Not that Fox restricted its lies to action on the field. During the seventh-inning stretch, pop music sensation Amy Grant performed "God Bless America." Her rendition was breathy and uncertain and not entirely her fault -- if Grant's frantic hand gestures at the start of the song were any indication, her click track might have been malfunctioning, meaning that she had to throw herself on the mercy of the stadium sound system feedback and wing it. That's a valiant effort, but still, it's not a performance that will be making its way to any "Best Live Performances of Patriotic Songs" any time soon.

Unless you're Joe Buck. "A beautiful rendition," he said, which was probably nicer than saying, "Hey, if you ever happen to find the right melody, hop on board." Then again, maybe Joe Buck's programming doesn't permit him to be mean.

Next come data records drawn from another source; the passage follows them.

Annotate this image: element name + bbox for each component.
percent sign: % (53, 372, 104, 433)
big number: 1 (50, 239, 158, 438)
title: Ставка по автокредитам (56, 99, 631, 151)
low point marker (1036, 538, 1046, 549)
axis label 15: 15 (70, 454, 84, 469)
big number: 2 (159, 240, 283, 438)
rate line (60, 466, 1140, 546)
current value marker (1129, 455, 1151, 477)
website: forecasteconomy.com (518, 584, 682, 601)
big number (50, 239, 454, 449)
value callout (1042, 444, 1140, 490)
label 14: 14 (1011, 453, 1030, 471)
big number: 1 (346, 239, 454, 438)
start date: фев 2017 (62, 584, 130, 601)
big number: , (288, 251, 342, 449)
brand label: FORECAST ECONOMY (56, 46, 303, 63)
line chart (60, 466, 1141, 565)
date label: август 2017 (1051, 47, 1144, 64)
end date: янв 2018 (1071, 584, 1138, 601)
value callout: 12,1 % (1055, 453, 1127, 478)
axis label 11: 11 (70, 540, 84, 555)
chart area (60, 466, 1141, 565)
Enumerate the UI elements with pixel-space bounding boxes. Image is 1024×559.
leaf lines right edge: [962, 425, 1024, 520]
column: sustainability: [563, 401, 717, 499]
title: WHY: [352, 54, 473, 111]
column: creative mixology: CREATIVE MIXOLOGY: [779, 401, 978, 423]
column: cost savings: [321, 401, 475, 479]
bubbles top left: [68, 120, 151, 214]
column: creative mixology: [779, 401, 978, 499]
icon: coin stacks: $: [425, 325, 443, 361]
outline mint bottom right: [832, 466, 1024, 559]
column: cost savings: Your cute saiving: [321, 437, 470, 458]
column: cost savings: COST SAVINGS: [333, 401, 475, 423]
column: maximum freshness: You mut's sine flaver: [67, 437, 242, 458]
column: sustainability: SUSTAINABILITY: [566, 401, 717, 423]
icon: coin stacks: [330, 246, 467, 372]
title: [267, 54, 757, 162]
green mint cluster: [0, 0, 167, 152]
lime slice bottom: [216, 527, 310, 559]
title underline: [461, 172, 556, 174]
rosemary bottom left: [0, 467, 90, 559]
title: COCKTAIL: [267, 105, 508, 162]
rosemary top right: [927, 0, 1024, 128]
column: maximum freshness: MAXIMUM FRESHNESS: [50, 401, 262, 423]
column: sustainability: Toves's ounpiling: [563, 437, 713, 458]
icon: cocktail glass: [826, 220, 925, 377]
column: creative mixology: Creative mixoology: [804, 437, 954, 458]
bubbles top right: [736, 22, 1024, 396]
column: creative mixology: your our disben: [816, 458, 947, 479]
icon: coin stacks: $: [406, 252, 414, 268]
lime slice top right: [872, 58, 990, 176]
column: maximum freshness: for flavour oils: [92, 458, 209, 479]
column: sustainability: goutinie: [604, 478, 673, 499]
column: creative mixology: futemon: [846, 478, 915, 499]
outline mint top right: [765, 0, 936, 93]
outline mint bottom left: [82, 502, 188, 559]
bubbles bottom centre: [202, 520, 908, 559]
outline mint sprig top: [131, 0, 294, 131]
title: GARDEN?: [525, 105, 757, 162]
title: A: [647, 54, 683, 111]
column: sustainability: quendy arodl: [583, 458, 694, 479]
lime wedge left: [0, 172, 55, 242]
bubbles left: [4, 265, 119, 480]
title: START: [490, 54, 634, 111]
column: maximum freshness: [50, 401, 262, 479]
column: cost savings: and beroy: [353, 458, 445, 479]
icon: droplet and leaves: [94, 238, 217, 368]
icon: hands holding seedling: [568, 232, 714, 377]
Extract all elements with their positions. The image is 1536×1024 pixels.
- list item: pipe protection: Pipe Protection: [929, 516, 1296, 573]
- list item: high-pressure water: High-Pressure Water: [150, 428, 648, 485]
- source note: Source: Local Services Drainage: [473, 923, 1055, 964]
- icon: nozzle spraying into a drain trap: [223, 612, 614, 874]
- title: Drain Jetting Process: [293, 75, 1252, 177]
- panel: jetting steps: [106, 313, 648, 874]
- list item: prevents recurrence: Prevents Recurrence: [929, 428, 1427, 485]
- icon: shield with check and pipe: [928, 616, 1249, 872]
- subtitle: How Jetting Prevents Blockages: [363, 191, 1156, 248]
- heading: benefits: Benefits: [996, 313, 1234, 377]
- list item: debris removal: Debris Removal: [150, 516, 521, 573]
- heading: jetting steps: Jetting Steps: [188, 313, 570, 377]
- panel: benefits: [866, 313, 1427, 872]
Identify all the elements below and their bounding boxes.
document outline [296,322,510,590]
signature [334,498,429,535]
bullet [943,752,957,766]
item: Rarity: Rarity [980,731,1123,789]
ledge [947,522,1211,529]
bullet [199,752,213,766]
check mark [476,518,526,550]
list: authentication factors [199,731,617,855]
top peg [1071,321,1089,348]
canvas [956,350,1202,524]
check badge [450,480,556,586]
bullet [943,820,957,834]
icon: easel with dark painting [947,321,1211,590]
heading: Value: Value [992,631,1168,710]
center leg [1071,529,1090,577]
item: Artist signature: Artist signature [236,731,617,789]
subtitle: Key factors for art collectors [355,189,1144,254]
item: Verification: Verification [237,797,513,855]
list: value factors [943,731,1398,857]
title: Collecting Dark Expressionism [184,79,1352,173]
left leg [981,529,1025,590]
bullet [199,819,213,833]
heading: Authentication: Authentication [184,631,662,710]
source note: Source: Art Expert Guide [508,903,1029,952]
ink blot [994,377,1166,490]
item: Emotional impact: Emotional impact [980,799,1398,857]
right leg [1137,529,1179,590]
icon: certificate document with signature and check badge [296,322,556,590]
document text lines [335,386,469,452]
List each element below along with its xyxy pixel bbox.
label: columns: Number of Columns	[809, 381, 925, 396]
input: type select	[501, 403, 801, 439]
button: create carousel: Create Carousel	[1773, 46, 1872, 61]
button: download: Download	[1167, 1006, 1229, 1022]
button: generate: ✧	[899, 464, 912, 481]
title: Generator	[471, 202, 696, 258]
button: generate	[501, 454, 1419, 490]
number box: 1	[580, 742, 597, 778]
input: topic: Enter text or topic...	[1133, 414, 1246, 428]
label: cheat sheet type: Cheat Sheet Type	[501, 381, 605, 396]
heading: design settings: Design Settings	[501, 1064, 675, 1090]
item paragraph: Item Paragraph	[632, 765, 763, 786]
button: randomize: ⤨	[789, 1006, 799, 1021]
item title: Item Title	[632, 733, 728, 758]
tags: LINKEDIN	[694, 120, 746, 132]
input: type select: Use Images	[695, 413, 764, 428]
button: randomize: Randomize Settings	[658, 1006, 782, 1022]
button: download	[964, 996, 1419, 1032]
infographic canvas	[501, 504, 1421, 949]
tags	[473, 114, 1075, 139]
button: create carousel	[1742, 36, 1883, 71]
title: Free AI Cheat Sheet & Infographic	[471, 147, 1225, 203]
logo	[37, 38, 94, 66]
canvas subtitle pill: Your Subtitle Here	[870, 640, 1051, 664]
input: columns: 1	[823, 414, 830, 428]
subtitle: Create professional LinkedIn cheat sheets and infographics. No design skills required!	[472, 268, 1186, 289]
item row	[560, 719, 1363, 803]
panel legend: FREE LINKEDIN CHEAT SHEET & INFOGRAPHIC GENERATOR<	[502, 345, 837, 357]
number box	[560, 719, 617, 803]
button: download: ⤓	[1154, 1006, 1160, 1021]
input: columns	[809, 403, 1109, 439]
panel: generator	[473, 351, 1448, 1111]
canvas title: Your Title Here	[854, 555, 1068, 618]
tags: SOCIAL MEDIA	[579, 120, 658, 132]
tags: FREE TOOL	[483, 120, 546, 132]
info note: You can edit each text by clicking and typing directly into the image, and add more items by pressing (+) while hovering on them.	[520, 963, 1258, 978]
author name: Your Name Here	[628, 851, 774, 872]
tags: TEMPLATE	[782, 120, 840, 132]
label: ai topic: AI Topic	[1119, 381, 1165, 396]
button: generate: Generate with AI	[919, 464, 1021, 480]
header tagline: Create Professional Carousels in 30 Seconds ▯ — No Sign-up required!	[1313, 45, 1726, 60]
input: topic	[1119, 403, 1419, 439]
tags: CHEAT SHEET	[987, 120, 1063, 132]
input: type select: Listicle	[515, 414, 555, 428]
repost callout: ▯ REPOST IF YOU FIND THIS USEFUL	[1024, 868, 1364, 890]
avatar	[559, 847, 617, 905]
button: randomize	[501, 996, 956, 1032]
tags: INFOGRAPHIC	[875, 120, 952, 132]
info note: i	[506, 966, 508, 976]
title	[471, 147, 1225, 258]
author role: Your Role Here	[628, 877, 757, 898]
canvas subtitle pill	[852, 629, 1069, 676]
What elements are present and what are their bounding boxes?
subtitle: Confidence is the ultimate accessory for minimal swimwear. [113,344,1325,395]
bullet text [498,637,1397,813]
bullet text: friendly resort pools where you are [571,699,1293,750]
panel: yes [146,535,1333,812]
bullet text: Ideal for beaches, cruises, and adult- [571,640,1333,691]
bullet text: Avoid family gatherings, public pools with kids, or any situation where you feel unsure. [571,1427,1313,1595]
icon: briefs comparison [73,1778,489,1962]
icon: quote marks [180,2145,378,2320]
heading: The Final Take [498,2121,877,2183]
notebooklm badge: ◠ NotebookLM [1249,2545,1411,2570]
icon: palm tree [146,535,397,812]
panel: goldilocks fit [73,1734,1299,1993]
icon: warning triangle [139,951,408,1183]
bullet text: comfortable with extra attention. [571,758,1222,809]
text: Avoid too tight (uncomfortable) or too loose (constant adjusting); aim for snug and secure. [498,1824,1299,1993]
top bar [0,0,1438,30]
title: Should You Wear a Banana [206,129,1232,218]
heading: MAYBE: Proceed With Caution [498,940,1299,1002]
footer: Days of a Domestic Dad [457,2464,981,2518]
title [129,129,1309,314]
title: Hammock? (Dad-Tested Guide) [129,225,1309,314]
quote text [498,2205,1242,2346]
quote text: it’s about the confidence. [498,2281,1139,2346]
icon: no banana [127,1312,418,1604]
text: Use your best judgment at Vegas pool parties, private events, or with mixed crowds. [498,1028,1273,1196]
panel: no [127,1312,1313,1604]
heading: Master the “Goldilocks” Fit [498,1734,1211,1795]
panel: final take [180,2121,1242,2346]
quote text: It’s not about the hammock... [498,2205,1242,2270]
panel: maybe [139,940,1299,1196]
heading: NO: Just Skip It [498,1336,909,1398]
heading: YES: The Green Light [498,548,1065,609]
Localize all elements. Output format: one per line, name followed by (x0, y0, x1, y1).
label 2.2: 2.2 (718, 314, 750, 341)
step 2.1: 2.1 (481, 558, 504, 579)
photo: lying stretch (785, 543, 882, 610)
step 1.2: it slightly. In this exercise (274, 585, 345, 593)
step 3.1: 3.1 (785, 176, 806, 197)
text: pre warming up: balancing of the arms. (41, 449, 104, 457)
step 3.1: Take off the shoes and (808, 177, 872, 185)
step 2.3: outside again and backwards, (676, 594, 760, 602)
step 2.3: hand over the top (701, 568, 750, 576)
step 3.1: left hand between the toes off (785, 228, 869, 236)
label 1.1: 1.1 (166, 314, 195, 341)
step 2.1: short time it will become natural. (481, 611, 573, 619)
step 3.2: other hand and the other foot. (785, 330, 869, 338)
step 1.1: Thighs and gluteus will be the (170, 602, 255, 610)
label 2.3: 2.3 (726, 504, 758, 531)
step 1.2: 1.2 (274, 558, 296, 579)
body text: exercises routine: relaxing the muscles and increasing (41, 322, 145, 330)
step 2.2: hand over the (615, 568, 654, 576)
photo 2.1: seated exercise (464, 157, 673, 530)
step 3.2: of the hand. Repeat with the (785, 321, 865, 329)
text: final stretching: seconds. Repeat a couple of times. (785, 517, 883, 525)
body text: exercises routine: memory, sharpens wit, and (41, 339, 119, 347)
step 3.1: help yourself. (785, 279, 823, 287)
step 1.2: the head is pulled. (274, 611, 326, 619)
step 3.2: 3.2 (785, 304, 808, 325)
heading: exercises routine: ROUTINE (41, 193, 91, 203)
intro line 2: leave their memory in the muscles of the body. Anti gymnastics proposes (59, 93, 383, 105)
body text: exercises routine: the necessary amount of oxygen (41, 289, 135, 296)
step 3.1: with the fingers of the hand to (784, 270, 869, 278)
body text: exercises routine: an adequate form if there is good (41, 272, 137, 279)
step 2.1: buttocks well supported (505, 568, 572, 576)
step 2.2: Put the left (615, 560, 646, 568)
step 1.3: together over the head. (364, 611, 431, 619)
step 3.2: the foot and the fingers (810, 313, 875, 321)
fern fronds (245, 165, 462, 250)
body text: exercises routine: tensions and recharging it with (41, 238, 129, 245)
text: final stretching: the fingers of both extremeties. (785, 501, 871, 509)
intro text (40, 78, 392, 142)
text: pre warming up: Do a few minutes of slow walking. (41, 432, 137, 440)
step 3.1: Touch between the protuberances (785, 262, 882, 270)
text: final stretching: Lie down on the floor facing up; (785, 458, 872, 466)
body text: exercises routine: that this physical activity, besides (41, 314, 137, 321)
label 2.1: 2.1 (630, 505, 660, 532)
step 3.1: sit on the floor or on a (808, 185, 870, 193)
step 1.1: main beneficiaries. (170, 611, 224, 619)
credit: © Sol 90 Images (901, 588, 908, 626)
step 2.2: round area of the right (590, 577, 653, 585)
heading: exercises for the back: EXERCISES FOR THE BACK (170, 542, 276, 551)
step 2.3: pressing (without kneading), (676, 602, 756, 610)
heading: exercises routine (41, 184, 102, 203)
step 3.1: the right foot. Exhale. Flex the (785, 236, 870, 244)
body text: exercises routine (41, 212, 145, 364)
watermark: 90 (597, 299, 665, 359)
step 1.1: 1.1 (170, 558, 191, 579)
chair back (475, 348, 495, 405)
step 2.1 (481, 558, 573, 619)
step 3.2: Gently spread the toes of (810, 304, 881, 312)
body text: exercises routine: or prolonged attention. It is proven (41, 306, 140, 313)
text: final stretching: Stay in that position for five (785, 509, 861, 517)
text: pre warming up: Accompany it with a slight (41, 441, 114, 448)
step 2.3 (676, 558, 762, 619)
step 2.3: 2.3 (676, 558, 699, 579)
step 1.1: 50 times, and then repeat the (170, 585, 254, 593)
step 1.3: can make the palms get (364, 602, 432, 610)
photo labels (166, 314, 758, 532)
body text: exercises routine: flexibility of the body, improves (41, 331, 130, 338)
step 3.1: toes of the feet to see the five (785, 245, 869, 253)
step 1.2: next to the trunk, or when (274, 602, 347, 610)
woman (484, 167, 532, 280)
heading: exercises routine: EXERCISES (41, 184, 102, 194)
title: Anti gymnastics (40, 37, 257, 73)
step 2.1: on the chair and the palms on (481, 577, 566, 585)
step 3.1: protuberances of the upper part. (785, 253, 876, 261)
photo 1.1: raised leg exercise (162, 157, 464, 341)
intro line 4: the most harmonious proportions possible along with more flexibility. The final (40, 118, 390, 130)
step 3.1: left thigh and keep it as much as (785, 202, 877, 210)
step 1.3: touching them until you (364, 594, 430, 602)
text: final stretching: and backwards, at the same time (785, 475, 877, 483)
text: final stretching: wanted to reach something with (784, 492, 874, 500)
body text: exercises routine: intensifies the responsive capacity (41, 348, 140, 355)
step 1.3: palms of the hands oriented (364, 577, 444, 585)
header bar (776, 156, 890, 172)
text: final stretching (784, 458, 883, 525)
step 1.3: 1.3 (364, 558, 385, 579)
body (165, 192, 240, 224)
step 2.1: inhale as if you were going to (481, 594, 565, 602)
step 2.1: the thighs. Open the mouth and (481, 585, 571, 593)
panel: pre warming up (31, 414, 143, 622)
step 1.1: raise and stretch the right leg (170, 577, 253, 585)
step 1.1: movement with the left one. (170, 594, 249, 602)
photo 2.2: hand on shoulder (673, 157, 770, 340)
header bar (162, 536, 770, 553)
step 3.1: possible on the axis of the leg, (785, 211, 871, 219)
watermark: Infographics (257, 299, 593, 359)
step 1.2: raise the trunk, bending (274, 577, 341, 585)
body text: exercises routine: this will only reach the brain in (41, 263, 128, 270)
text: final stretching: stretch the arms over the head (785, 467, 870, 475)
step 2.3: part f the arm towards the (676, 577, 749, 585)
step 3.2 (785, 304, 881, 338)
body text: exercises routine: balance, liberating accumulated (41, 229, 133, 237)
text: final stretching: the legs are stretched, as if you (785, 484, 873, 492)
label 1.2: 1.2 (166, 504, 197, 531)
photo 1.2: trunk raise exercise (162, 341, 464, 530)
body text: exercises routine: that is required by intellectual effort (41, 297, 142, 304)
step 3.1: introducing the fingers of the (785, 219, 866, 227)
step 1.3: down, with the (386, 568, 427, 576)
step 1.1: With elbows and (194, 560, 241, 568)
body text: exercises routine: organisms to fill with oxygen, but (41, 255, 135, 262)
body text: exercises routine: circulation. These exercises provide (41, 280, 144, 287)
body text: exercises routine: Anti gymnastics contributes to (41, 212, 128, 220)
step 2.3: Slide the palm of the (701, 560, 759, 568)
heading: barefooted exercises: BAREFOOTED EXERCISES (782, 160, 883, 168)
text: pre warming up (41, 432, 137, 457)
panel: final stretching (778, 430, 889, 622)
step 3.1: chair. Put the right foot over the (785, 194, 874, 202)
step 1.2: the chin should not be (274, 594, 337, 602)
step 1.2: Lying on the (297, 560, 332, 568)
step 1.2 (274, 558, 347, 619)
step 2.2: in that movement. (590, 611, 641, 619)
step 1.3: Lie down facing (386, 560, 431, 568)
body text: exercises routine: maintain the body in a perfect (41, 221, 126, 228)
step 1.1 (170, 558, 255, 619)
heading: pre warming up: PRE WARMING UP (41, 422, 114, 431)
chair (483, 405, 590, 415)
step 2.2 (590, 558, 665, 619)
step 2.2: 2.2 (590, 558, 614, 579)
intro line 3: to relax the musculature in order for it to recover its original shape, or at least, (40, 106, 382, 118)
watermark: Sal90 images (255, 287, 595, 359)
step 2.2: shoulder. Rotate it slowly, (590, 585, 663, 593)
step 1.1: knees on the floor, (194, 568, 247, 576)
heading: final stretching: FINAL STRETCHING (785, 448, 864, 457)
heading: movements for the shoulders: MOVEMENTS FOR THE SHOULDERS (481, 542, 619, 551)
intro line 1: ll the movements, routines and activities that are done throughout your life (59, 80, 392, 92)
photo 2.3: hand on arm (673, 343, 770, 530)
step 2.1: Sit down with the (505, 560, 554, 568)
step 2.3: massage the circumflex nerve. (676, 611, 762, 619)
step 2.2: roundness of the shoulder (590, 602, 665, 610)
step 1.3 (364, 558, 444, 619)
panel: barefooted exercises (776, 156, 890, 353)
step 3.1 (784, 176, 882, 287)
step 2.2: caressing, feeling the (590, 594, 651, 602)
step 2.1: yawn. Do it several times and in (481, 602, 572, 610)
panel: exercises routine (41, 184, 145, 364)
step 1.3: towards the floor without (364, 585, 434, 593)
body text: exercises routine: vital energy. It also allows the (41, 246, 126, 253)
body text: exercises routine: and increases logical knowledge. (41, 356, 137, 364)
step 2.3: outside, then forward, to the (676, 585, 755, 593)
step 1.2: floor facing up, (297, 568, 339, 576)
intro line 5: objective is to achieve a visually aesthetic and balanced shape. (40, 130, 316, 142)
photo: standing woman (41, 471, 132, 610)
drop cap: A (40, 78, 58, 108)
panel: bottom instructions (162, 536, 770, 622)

If Fox wants to fill the airwaves with fibs and half-truths, that's the network's business. It's just a baseball all-star game, after all -- no more meaningful or significant in the greater scheme of things than a midseason Devil Rays-Orioles tilt played in front of 12,000 disinterested fans. It's also not our problem if Fox's announcers -- Kennedy, McCarver, human replicant Joe Buck -- want to pretend the preposterous things they're saying actually reflect the reality unfolding on screen. The fact that they wind up looking like boobs is their own private burden. But if you're going to spend billions of dollars for the rights to broadcast an event, why not take the time to get the coverage right? Why not make sure your analysis imparts useful information that can be appreciated by casual and hardcore fans alike? Why not forget the gimmicks and tricks and relentless spin and just concentrate on entertaining the folks who've bothered to tune in?

I mean, if I want to listen to someone concoct fanciful stories out of thin air and pass it off as accurate reportage, I'm not going to watch a baseball game -- I'll just turn on the Fox News Channel.